While doing research for the past couple of months about the first transits and blowing the Gamboa Dike, I had a thought as to why there wasn't much information about trial transits on the Pacific side.  While reading about the Cucaracha Slide I found this information from the Canal Record Vol. VII October 15, 1913:

"The first lockage at the Pacific end of the Canal was effected on Tuesday, October 14, when clapet No. 6, the tug Miraflores with three barges, and the steam launch Birdena, were raised together through the west flight of Miraflores Locks, from the Pacific entrance channel to the surface of Miraflores Lake, which was at elevation plus 36.82 feet at 8 a. m., on that date. '

The lockage was made without hitch of any kind, the gates, valves, controlling machines, and motors operating with the precision that has been obtained in the operations at Gatun Locks. The passage of the vessels was begun at 11:11 a. m.; they entered the lower level at 11:15 a. m., were raised to the elevation of the upper level at 12.15 p. m., and passed beyond the upper guard gates at 12.41 p. m. The entire operation consumed one hour and 30 minutes.

The gates and machinery of the east flight at Pedro Miguel Locks were in readiness to effect the lift to Culebra Cut on the same day, though it was impracticable to do so, because of insufficient depth of water in the Cut south of Cucaracha slide. The tug, clapet, and launch returned to Balboa, the return lockage occupying 45 minutes in time. When the water in the south end of the Cut is sufficiently deep to allow the passage of the vessels to Cucaracha slide, pipeline suction dredge No. S3 will be brought from its work at the Balboa terminal through Miraflores Locks and be passed through the single lift at Pedro Miguel Locks to Culebra Cut. The barges now in the lake are loaded with trusses and other materials to be used in the removal of the portable span recently installed in bridge No. 57 of the Panama railroad, across the Cut at Paraiso, when it is desired to pass vessels through the bridge."

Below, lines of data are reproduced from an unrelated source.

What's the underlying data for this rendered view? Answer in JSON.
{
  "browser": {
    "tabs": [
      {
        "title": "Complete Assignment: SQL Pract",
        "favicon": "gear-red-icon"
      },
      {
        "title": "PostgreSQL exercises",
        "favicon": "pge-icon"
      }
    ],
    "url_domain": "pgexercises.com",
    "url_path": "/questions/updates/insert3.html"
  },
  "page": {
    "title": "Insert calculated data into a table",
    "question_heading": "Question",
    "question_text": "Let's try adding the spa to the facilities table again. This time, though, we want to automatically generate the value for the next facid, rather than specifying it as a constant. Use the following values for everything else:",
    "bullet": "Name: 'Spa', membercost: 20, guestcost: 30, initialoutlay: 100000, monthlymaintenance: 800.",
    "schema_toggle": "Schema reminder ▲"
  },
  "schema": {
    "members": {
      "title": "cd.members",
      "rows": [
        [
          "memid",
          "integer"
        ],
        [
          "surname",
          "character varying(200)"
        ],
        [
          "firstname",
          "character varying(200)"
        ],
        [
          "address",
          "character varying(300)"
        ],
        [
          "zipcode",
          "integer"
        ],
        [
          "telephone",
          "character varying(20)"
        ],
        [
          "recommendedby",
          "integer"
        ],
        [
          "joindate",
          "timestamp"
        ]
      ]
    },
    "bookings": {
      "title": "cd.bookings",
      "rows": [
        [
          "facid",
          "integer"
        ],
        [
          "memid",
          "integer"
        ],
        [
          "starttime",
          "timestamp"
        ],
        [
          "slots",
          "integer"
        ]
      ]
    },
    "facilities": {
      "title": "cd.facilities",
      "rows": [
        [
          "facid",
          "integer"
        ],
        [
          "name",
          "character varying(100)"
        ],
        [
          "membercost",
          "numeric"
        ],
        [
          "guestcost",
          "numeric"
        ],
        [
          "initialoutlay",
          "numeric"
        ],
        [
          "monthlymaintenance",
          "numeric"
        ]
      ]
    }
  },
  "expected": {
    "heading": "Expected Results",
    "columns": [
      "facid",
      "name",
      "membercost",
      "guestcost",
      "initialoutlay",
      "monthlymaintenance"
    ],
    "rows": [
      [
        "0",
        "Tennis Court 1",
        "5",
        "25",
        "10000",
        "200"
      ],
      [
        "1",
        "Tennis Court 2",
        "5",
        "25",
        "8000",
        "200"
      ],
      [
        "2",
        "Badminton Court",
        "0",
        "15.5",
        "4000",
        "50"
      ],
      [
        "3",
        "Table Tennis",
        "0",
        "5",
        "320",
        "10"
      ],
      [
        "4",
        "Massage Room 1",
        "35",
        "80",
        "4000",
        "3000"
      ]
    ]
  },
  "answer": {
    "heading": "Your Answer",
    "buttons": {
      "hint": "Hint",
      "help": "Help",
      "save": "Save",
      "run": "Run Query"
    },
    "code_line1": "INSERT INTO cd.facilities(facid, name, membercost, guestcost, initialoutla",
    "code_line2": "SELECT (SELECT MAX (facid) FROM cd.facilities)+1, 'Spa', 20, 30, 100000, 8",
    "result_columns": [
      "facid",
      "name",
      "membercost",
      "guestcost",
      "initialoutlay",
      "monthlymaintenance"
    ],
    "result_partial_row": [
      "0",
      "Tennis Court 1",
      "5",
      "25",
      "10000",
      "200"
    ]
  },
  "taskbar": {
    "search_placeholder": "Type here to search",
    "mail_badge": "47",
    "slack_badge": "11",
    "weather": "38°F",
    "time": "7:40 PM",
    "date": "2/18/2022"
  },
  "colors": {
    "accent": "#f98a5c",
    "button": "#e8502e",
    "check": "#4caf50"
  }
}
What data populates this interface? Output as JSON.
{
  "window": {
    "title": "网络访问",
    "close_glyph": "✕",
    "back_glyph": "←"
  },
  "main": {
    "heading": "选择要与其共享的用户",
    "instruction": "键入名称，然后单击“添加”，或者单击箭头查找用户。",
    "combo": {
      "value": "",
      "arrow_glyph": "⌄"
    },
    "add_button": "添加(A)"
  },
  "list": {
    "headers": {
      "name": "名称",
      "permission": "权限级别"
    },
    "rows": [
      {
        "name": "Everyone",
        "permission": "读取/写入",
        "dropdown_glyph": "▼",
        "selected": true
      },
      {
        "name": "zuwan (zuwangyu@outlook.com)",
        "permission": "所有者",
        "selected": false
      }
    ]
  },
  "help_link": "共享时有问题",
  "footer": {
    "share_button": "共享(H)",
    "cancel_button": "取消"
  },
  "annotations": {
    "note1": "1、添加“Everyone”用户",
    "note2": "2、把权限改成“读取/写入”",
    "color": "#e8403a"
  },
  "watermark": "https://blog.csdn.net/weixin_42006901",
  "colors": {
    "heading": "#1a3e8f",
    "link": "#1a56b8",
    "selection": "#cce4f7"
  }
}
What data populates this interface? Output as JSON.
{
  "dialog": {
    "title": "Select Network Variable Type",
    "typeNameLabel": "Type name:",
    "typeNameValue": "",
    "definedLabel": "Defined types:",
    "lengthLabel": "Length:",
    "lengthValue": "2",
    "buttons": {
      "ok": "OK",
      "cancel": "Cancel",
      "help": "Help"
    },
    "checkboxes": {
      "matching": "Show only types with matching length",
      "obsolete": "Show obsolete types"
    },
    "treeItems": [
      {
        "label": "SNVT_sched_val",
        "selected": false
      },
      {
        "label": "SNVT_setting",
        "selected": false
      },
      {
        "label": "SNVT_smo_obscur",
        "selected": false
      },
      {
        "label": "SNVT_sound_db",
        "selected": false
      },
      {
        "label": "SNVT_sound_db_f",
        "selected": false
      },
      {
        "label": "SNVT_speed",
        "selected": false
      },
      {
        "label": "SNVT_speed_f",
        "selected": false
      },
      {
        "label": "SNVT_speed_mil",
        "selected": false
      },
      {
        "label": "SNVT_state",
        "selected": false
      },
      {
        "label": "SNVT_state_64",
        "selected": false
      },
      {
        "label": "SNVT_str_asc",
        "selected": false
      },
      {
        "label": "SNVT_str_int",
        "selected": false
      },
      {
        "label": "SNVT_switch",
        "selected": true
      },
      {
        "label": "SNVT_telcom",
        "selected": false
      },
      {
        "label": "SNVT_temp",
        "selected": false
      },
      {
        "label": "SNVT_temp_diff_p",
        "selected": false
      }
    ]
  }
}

The reference about the Cucaracha Slide was very significant and proved to be a major obstacle for water to enter the canal just north of Pedro Miguel Locks.   We will visit the situation of the Cucaracha Slide next week.  I never realized how significant the Cucaracha Slide was in almost stopping progress on the Canal.  With the blowing up of the Gamboa Dike, the water was supposed to fill the entire cut, and not just part of it.